After nearly two years of terse exchanges, accusations and mounting tariffs, the US and China will finally sign an agreement tomorrow, Phase One of the eventual full de-escalation of the ongoing trade war.
As we wait for that, let’s explore what this agreement really means in the grand scheme of things.
Both countries finally come to an agreement
On the 13th of December of last year, it was announced that the two disgruntled nations had finally come to acceptable terms with one another, and that an accord would soon be signed. This had been predicted to happen much earlier, but never did come to pass, with the trade war regressing and the US imposing more tariffs.
“The United States and China have reached an historic and enforceable agreement on a Phase One trade deal that requires structural reforms and other changes to China’s economic and trade regime in the areas of intellectual property, technology transfer, agriculture, financial services, and currency and foreign exchange,” the US trade representative’s office had said at the time in a written statement.
“Importantly, the agreement establishes a strong dispute resolution system that ensures prompt and effective implementation and enforcement.”
Myron Brilliant, the US Chamber of Commerce’s Executive Vice President, told a media briefings in Beijing that there is “clearly a sigh of relief from both sides” with the agreement, and that the depth of the Phase 1 was more positive than initially thought, as per Reuters.
“Implementation of Phase 1 will be important to building trust and certainty, building off the success of the negotiation,” said Brilliant, who said he had been briefed on the text of the accord but not seen it.
But while the Phase 1 accord “stops the bleeding”, he said. “at the same time it’s important that the two sides demonstrate a commitment to moving forward on the Phase 2 negotiations”.
Even with Phase 1 eventually signed, the US will be maintaining 25% tariffs on approximately $250 billion of Chinese imports, along with 7.5% on approximately $120 billion of Chinese imports.

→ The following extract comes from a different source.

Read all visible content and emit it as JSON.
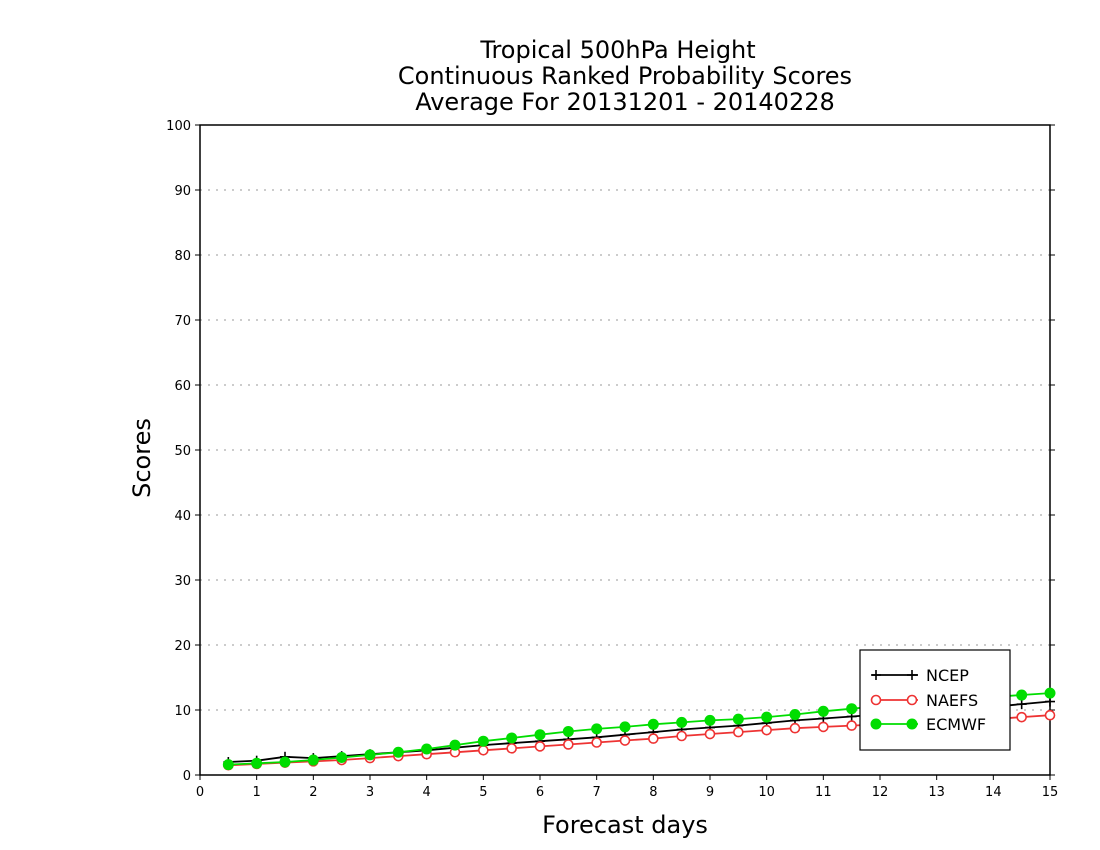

China, on the other hand, had threatened to introduce tariffs of 5 and 10% on selected US goods, but pulled back on the decision when the both parties agreed to sign the Phase 1 accord, according to the South China Morning Post (SCMP). That’s not including the multiple tariffs they imposed themselves on the US in retaliation, though these have been much less severe than President Trump’s rates.
While President Trump will slightly cut back on his tariffs and cancelled Dec 15 sanctions, China is expected to return the favor in a different manner.
“The Phase One agreement also includes a commitment by China that it will make substantial additional purchases of U.S. goods and services in the coming years,” the US statement said.
This week, new details surfaced regarding the type of goods China will buy, as well as the exact amount.
“The trade deal to be signed this week will include pledges by China to buy $200 billion of US goods over two years in four industries,” according to SCMP, citing US sources.
“The target for manufactured goods purchases will be the largest, worth around $75 billion. China will also promise to buy $50 billion worth of energy, $40 billion in agriculture and $35 billion to $40 billion in services,” the sources confirmed.
It also comes as a relief that the US has also removed its label of China as a “currency manipulator,” after changes in the Chinese Yuan’s value seen as a move to undermine US tariffs.
“The US said it made the change because China had agreed to refrain from devaluing its currency to make its own goods cheaper for foreign buyers,” the BBC explained.